Suit: New Orleans’ ‘Road Home’ program biased against Blacks

NEW ORLEANS–Civil rights and fair housing groups have filed a federal lawsuit against the U.S. Department of Housing & Urban Development and the Louisiana Recovery Authority.

NEW ORLEANS–Civil rights and fair housing groups have filed a federal lawsuit against the U.S. Department of Housing & Urban Development and the Louisiana Recovery Authority.

The suit alleges that the Road Home, Louisiana’s Hurricane Katrina recovery program, discriminates against African-American homeowners in New Orleans.

The Road Home, an $11 billion federally funded program, is the largest housing redevelopment program in U.S. history. The suit is being filed in the U.S. District Court for the District of Columbia on behalf of five individuals representing a class of more than 20,000 African American homeowners and two fair housing organizations, the Greater New Orleans Fair Housing Action Center and the National Fair Housing Alliance.

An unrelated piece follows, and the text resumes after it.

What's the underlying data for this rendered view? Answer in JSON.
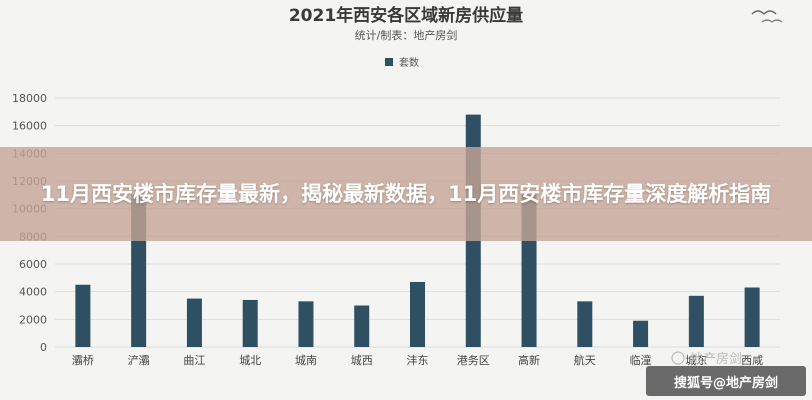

“Forty years after the passage of the federal Fair Housing Act, residential segregation still permeates New Orleans,” said James Perry, executive director of the Greater New Orleans Fair Housing Action Center. “Homes in communities of color still have lower values than those in white communities even when the condition, style and quality of the homes are comparable. Louisiana’s program builds on this history of discrimination.”

HUD is responsible for overseeing Louisiana’s use of federal disaster recovery funding and assuring that the funds are used to promote equal housing opportunity.

“HUD has the duty, authority and ability to make sure Louisiana distributes funds for the Road Home program fairly,’’ said Shanna L. Smith, president and CEO of the National Fair Housing Alliance. “Instead, HUD allowed a formula that is biased and threatens to undermine the recovery efforts of African American homeowners. As such, it failed to take into account the legacy of racial discrimination in the housing market, which has resulted in systematically lower values for homes in communities of color.’’

The plaintiffs in the case are represented by the NAACP Legal Defense and Educational Fund, the Washington D.C. plaintiff’s law firm, Cohen Milstein, and the Greater New Orleans Fair Housing Action Center.

“African American homeowners in New Orleans are being unfairly prevented from reclaiming their homes by the discriminatory design and implementation of the Road Home program. The discrimination, in this case, is the result of the formula used to determine Road Home grants," the plaintiffs contend.

Grant awards are based on the lower of two-values: The pre-storm value of the home or the cost of damage.

Home values in most predominantly African-American neighborhoods are lower than the values of similar homes in white neighborhoods.